Évora sempre foi uma cidade procurada pelos turistas, um termo que passou a designar, a partir do terceiro quartel do século XIX, todos os que, tendo possibilidades de o fazer, gostavam de viajar e conhecer mais mundo que aquele que ficava à sua beira. Este rasgar de novos horizontes, por razões culturais, lúdicas ou por vezes para mudar de ambiente gozando outros ares, foi indubitavelmente favorecido pela difusão do caminho-de-ferro e mais tarde do automóvel, meios de transporte que encurtaram o tempo da viagem e levaram à paulatina construção de infra-estruturas de suporte e apoio à actividade.
Curiosamente, em Portugal as viagens e estadias desta natureza faziam-se por razões de veraneio balnear (existência de praias, frutuoso contacto com o mar) ou por exigências de ordem terapêutica (frequência de estâncias termais). Em torno destes locais se foram erguendo hotéis, casinos e campos de jogos. Em 1906 era criada a Sociedade de Propaganda de Portugal, uma sociedade de iniciativa privada, que visava a promoção do turismo a nível interno e externo, sendo que o primeiro deveria estar assente nas estâncias termais e o internacional basear-se na Madeira e em Lisboa.
Em Évora, contudo, pensava-se e bem que os seus monumentos constituíam uma atracção que deveria ser valorizada. As ligações ferroviárias com Lisboa, Barreiro, Setúbal e Faro tinham-se intensificado e até o serviço de diligências funcionava muito razoavelmente sem atrasos de maior. A propaganda da cidade ia-se fazendo com assinalável sucesso. Em 1871 o Governo Civil fizera editar um “Roteiro da Cidade de Évora e breves notícias dos seus principais monumentos” e em 1900 Caetano da Câmara Manoel publicara em edição de autor, um opúsculo designado “A Cidade de Évora”, com apontamentos similares sobre o burgo e seus monumentos.

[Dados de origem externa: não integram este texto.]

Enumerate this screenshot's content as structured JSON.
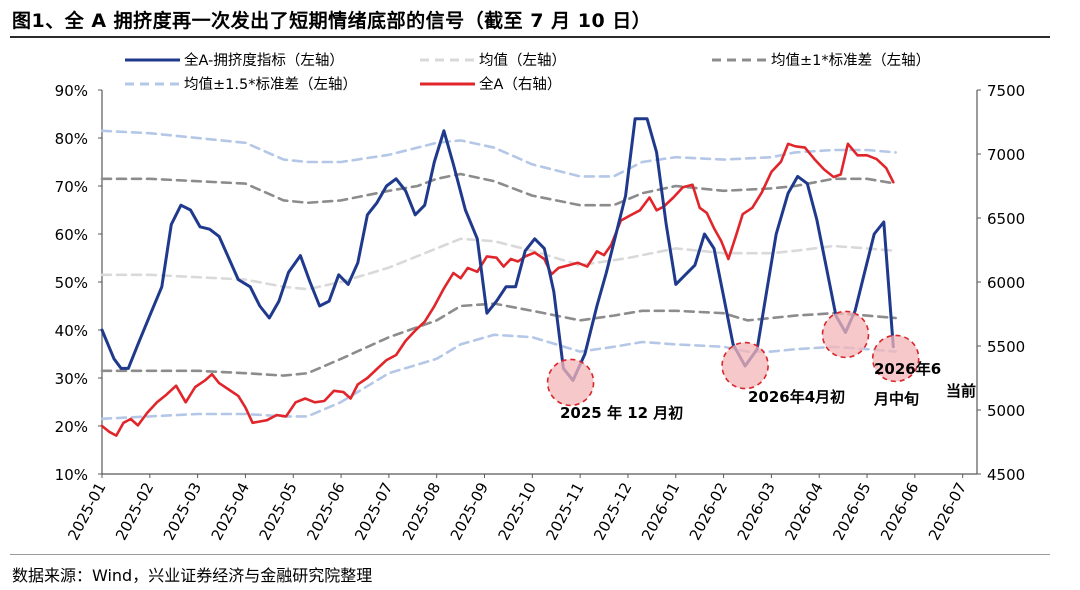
{
  "title": "图1、全 A 拥挤度再一次发出了短期情绪底部的信号（截至 7 月 10 日）",
  "source": "数据来源：Wind，兴业证券经济与金融研究院整理",
  "colors": {
    "crowding": "#1f3a8c",
    "mean": "#d9d9d9",
    "band1": "#8c8c8c",
    "band15": "#b4c7e7",
    "index": "#e0262b",
    "circle_fill": "#f4b6b8",
    "circle_stroke": "#d9262b"
  },
  "chart_data": {
    "type": "line",
    "x_tick_labels": [
      "2025-01",
      "2025-02",
      "2025-03",
      "2025-04",
      "2025-05",
      "2025-06",
      "2025-07",
      "2025-08",
      "2025-09",
      "2025-10",
      "2025-11",
      "2025-12",
      "2026-01",
      "2026-02",
      "2026-03",
      "2026-04",
      "2026-05",
      "2026-06",
      "2026-07"
    ],
    "left_axis": {
      "ylim": [
        10,
        90
      ],
      "ticks": [
        "10%",
        "20%",
        "30%",
        "40%",
        "50%",
        "60%",
        "70%",
        "80%",
        "90%"
      ]
    },
    "right_axis": {
      "ylim": [
        4500,
        7500
      ],
      "ticks": [
        "4500",
        "5000",
        "5500",
        "6000",
        "6500",
        "7000",
        "7500"
      ]
    },
    "x_range": [
      0,
      18.3
    ],
    "legend": {
      "crowding": "全A-拥挤度指标（左轴）",
      "mean": "均值（左轴）",
      "band1": "均值±1*标准差（左轴）",
      "band15": "均值±1.5*标准差（左轴）",
      "index": "全A（右轴）"
    },
    "series": [
      {
        "key": "crowding",
        "name": "全A-拥挤度指标（左轴）",
        "axis": "left",
        "style": "solid",
        "points": [
          [
            0,
            40
          ],
          [
            0.25,
            34
          ],
          [
            0.4,
            32
          ],
          [
            0.55,
            32
          ],
          [
            0.75,
            37
          ],
          [
            1.0,
            43
          ],
          [
            1.25,
            49
          ],
          [
            1.45,
            62
          ],
          [
            1.65,
            66
          ],
          [
            1.85,
            65
          ],
          [
            2.05,
            61.5
          ],
          [
            2.25,
            61
          ],
          [
            2.45,
            59.5
          ],
          [
            2.65,
            55
          ],
          [
            2.85,
            50.5
          ],
          [
            3.1,
            49
          ],
          [
            3.3,
            45
          ],
          [
            3.5,
            42.5
          ],
          [
            3.7,
            46
          ],
          [
            3.9,
            52
          ],
          [
            4.15,
            55.5
          ],
          [
            4.35,
            50
          ],
          [
            4.55,
            45
          ],
          [
            4.75,
            46
          ],
          [
            4.95,
            51.5
          ],
          [
            5.15,
            49.5
          ],
          [
            5.35,
            54
          ],
          [
            5.55,
            64
          ],
          [
            5.75,
            66.5
          ],
          [
            5.95,
            70
          ],
          [
            6.15,
            71.5
          ],
          [
            6.35,
            69
          ],
          [
            6.55,
            64
          ],
          [
            6.75,
            66
          ],
          [
            6.95,
            75
          ],
          [
            7.15,
            81.5
          ],
          [
            7.35,
            74.5
          ],
          [
            7.6,
            65
          ],
          [
            7.85,
            59
          ],
          [
            8.05,
            43.5
          ],
          [
            8.25,
            46
          ],
          [
            8.45,
            49
          ],
          [
            8.65,
            49
          ],
          [
            8.85,
            56.5
          ],
          [
            9.05,
            59
          ],
          [
            9.25,
            57
          ],
          [
            9.45,
            48
          ],
          [
            9.65,
            32
          ],
          [
            9.85,
            29.5
          ],
          [
            10.1,
            35
          ],
          [
            10.35,
            45
          ],
          [
            10.55,
            52
          ],
          [
            10.75,
            60
          ],
          [
            10.95,
            68
          ],
          [
            11.15,
            84
          ],
          [
            11.4,
            84
          ],
          [
            11.6,
            77
          ],
          [
            11.8,
            62
          ],
          [
            12.0,
            49.5
          ],
          [
            12.2,
            51.5
          ],
          [
            12.4,
            53.5
          ],
          [
            12.6,
            60
          ],
          [
            12.8,
            57
          ],
          [
            13.0,
            47
          ],
          [
            13.2,
            37
          ],
          [
            13.45,
            32.5
          ],
          [
            13.7,
            36
          ],
          [
            13.9,
            48
          ],
          [
            14.1,
            60
          ],
          [
            14.35,
            68.5
          ],
          [
            14.55,
            72
          ],
          [
            14.75,
            70.5
          ],
          [
            14.95,
            63
          ],
          [
            15.15,
            53
          ],
          [
            15.35,
            43
          ],
          [
            15.55,
            39.5
          ],
          [
            15.75,
            44
          ],
          [
            15.95,
            52
          ],
          [
            16.15,
            60
          ],
          [
            16.35,
            62.5
          ],
          [
            16.55,
            36.5
          ]
        ]
      },
      {
        "key": "mean",
        "name": "均值（左轴）",
        "axis": "left",
        "style": "dashed",
        "points": [
          [
            0,
            51.5
          ],
          [
            1,
            51.5
          ],
          [
            2,
            51
          ],
          [
            3,
            50.5
          ],
          [
            3.8,
            49
          ],
          [
            4.3,
            48.5
          ],
          [
            5,
            50
          ],
          [
            6,
            53
          ],
          [
            7,
            57
          ],
          [
            7.5,
            59
          ],
          [
            8.2,
            58.5
          ],
          [
            9,
            56.5
          ],
          [
            10,
            53.5
          ],
          [
            11,
            55
          ],
          [
            12,
            57
          ],
          [
            13,
            56
          ],
          [
            14,
            56
          ],
          [
            14.5,
            56.5
          ],
          [
            15.3,
            57.5
          ],
          [
            16,
            57
          ],
          [
            16.6,
            56.5
          ]
        ]
      },
      {
        "key": "band1",
        "name": "均值±1*标准差（左轴）",
        "axis": "left",
        "style": "dashed",
        "points": [
          [
            0,
            71.5
          ],
          [
            1,
            71.5
          ],
          [
            2,
            71
          ],
          [
            3,
            70.5
          ],
          [
            3.8,
            67
          ],
          [
            4.3,
            66.5
          ],
          [
            5,
            67
          ],
          [
            6,
            69
          ],
          [
            6.6,
            70
          ],
          [
            7,
            71.5
          ],
          [
            7.5,
            72.5
          ],
          [
            8.2,
            71
          ],
          [
            9,
            68
          ],
          [
            10,
            66
          ],
          [
            10.7,
            66
          ],
          [
            11.3,
            68.5
          ],
          [
            12,
            70
          ],
          [
            13,
            69
          ],
          [
            14,
            69.5
          ],
          [
            14.5,
            70
          ],
          [
            15.3,
            71.5
          ],
          [
            16,
            71.5
          ],
          [
            16.6,
            70.5
          ]
        ]
      },
      {
        "key": "band1_lower",
        "name": "",
        "axis": "left",
        "style": "dashed",
        "points": [
          [
            0,
            31.5
          ],
          [
            1,
            31.5
          ],
          [
            2,
            31.5
          ],
          [
            3,
            31
          ],
          [
            3.8,
            30.5
          ],
          [
            4.3,
            31
          ],
          [
            5,
            34
          ],
          [
            6,
            38.5
          ],
          [
            7,
            42
          ],
          [
            7.5,
            45
          ],
          [
            8.2,
            45.5
          ],
          [
            9,
            44
          ],
          [
            10,
            42
          ],
          [
            10.7,
            43
          ],
          [
            11.3,
            44
          ],
          [
            12,
            44
          ],
          [
            13,
            43.5
          ],
          [
            13.5,
            42
          ],
          [
            14,
            42.5
          ],
          [
            14.5,
            43
          ],
          [
            15.3,
            43.5
          ],
          [
            16,
            43
          ],
          [
            16.6,
            42.5
          ]
        ]
      },
      {
        "key": "band15",
        "name": "均值±1.5*标准差（左轴）",
        "axis": "left",
        "style": "dashed",
        "points": [
          [
            0,
            81.5
          ],
          [
            1,
            81
          ],
          [
            2,
            80
          ],
          [
            3,
            79
          ],
          [
            3.8,
            75.5
          ],
          [
            4.3,
            75
          ],
          [
            5,
            75
          ],
          [
            6,
            76.5
          ],
          [
            7,
            79
          ],
          [
            7.5,
            79.5
          ],
          [
            8.2,
            78
          ],
          [
            9,
            74.5
          ],
          [
            10,
            72
          ],
          [
            10.7,
            72
          ],
          [
            11.3,
            75
          ],
          [
            12,
            76
          ],
          [
            13,
            75.5
          ],
          [
            14,
            76
          ],
          [
            14.5,
            77
          ],
          [
            15.3,
            77.5
          ],
          [
            16,
            77.5
          ],
          [
            16.6,
            77
          ]
        ]
      },
      {
        "key": "band15_lower",
        "name": "",
        "axis": "left",
        "style": "dashed",
        "points": [
          [
            0,
            21.5
          ],
          [
            1,
            22
          ],
          [
            2,
            22.5
          ],
          [
            3,
            22.5
          ],
          [
            3.8,
            22
          ],
          [
            4.3,
            22
          ],
          [
            5,
            25
          ],
          [
            6,
            31
          ],
          [
            7,
            34
          ],
          [
            7.5,
            37
          ],
          [
            8.2,
            39
          ],
          [
            9,
            38.5
          ],
          [
            10,
            35.5
          ],
          [
            10.7,
            36.5
          ],
          [
            11.3,
            37.5
          ],
          [
            12,
            37
          ],
          [
            13,
            36.5
          ],
          [
            13.5,
            35.5
          ],
          [
            14,
            35.5
          ],
          [
            14.5,
            36
          ],
          [
            15.3,
            36.5
          ],
          [
            16,
            36
          ],
          [
            16.6,
            35.5
          ]
        ]
      },
      {
        "key": "index",
        "name": "全A（右轴）",
        "axis": "right",
        "style": "solid",
        "points": [
          [
            0,
            4875
          ],
          [
            0.15,
            4830
          ],
          [
            0.3,
            4800
          ],
          [
            0.45,
            4900
          ],
          [
            0.6,
            4930
          ],
          [
            0.75,
            4880
          ],
          [
            0.95,
            4980
          ],
          [
            1.15,
            5060
          ],
          [
            1.35,
            5120
          ],
          [
            1.55,
            5190
          ],
          [
            1.75,
            5060
          ],
          [
            1.95,
            5180
          ],
          [
            2.15,
            5230
          ],
          [
            2.3,
            5280
          ],
          [
            2.45,
            5210
          ],
          [
            2.65,
            5160
          ],
          [
            2.85,
            5110
          ],
          [
            3.0,
            5020
          ],
          [
            3.15,
            4900
          ],
          [
            3.3,
            4910
          ],
          [
            3.45,
            4920
          ],
          [
            3.65,
            4960
          ],
          [
            3.85,
            4950
          ],
          [
            4.05,
            5060
          ],
          [
            4.25,
            5090
          ],
          [
            4.45,
            5060
          ],
          [
            4.65,
            5070
          ],
          [
            4.85,
            5150
          ],
          [
            5.05,
            5140
          ],
          [
            5.2,
            5090
          ],
          [
            5.35,
            5200
          ],
          [
            5.55,
            5250
          ],
          [
            5.75,
            5320
          ],
          [
            5.95,
            5390
          ],
          [
            6.15,
            5430
          ],
          [
            6.35,
            5540
          ],
          [
            6.55,
            5620
          ],
          [
            6.75,
            5690
          ],
          [
            6.95,
            5810
          ],
          [
            7.15,
            5950
          ],
          [
            7.35,
            6070
          ],
          [
            7.5,
            6030
          ],
          [
            7.65,
            6110
          ],
          [
            7.85,
            6080
          ],
          [
            8.05,
            6200
          ],
          [
            8.25,
            6190
          ],
          [
            8.4,
            6120
          ],
          [
            8.55,
            6180
          ],
          [
            8.7,
            6160
          ],
          [
            8.85,
            6200
          ],
          [
            9.05,
            6230
          ],
          [
            9.25,
            6180
          ],
          [
            9.4,
            6060
          ],
          [
            9.55,
            6110
          ],
          [
            9.75,
            6130
          ],
          [
            9.95,
            6150
          ],
          [
            10.15,
            6120
          ],
          [
            10.35,
            6240
          ],
          [
            10.5,
            6210
          ],
          [
            10.65,
            6290
          ],
          [
            10.85,
            6480
          ],
          [
            11.05,
            6520
          ],
          [
            11.25,
            6560
          ],
          [
            11.45,
            6660
          ],
          [
            11.6,
            6560
          ],
          [
            11.75,
            6590
          ],
          [
            11.95,
            6660
          ],
          [
            12.15,
            6740
          ],
          [
            12.35,
            6760
          ],
          [
            12.5,
            6580
          ],
          [
            12.65,
            6540
          ],
          [
            12.8,
            6420
          ],
          [
            12.95,
            6320
          ],
          [
            13.1,
            6180
          ],
          [
            13.25,
            6350
          ],
          [
            13.4,
            6530
          ],
          [
            13.6,
            6580
          ],
          [
            13.8,
            6700
          ],
          [
            14.0,
            6860
          ],
          [
            14.2,
            6940
          ],
          [
            14.35,
            7080
          ],
          [
            14.5,
            7060
          ],
          [
            14.7,
            7050
          ],
          [
            14.9,
            6960
          ],
          [
            15.1,
            6880
          ],
          [
            15.3,
            6820
          ],
          [
            15.45,
            6840
          ],
          [
            15.6,
            7080
          ],
          [
            15.8,
            6990
          ],
          [
            16.0,
            6990
          ],
          [
            16.2,
            6960
          ],
          [
            16.4,
            6890
          ],
          [
            16.55,
            6780
          ]
        ]
      }
    ],
    "annotations": [
      {
        "label": "2025 年 12 月初",
        "x": 9.8,
        "y": 29.5
      },
      {
        "label": "2026年4月初",
        "x": 13.45,
        "y": 33
      },
      {
        "label": "2026年6 月中旬",
        "x": 15.55,
        "y": 39.5
      },
      {
        "label": "当前",
        "x": 16.6,
        "y": 34.5
      }
    ]
  }
}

Entrementes, no lapso decorrido entre 1880 e 1909 foram calcetadas diversas praças e ruas. Destes melhoramentos e benefícios usufruíram a Praça de Giraldo, Largo de D. Manuel (de S. Francisco), Rua do Raimundo, Rua Ancha, Rua de Machede, Rua do Paço, Rua dos Infantes, Rua dos Mercadores e Rua de Avis. No ano de 1904 fez-se igualmente o calcetamento da estrada que vinha da estação de caminho-de-ferro até ao Rossio, que viria a ser baptizada como Avenida de Barahona. Melhoravam-se desta forma a acessibilidade às zonas mais importantes da cidade e a circulação e mobilidade interiores e acabava-se com o ambiente poeirento dos dias de Verão ou os lamaçais provocados pelos longos dias de chuva.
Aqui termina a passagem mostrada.